Let’s say you need to call two or three asynchronous functions and need results from previous calls in order to perform the next one, in other words, synchronous calls, then the following example will show you how to do that:

async function startSynchronous() {
  try {
    const pentaCodeAvatarUrl = await getPentaCodeAvatar();
    const reactAvatarUrl = await getReactAvatar();
    const totalURL = pentaCodeAvatarUrl + reactAvatarUrl;
    console.log(totalURL);
  } catch (e) {
    console.error('Error in startSynchronous (Async Await Based)', e);
  }
}

startSynchronous();

This looks eerily like a normal function calls and assignment, you call getPentaCodeAvatar() and get the result value stored in a variable, then you call getReactAvatar() and store the result in that in another variable, and finally you combine them together in another variable.  async/await makes this easy to understand and painlessly allow you to manipulate variables from different async functions.

Parallel

What about if you want a set of asynchronous functions to run all at the same time in parallel?
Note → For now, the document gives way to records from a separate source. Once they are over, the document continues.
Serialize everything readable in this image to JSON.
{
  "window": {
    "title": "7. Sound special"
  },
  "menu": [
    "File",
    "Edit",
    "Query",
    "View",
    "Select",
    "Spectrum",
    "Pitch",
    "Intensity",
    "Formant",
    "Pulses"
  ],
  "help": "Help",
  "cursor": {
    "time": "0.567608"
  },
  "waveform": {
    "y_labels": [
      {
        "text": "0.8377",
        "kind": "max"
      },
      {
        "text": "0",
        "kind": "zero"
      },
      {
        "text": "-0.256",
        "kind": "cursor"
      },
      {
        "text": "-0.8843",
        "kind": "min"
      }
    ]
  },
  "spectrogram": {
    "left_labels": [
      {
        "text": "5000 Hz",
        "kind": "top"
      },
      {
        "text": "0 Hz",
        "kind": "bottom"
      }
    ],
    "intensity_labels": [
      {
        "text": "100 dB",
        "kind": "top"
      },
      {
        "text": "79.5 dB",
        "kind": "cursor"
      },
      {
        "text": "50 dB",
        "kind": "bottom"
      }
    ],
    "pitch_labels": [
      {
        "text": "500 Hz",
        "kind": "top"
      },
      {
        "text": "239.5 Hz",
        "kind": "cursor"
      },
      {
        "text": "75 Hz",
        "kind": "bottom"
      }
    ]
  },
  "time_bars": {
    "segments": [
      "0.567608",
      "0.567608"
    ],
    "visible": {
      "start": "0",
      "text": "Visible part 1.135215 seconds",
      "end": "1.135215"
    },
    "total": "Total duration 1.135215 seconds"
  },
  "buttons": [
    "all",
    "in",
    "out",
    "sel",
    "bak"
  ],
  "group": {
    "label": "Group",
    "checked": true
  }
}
async function startParallel() {
  try {
    let [ pentaCodeAvatarUrl, reactAvatarUrl ] = await Promise.all([getPentaCodeAvatar(), getReactAvatar()]);
    console.log(pentaCodeAvatarUrl, reactAvatarUrl)
  } catch (e) {
    console.error('Error in startParallel (Async Await Based)', e);
  }
}

startParallel();

That’s right, you can can wrap them in a Promise.all and use the keyword await in front of it.  This is POWERFUL, because it combines the power of async/await and Promises to perform what we want, and in the process make the code very simple to understand.

I hope these four examples explained the power of async/await, and hopefully you can start to incorporate them into your projects.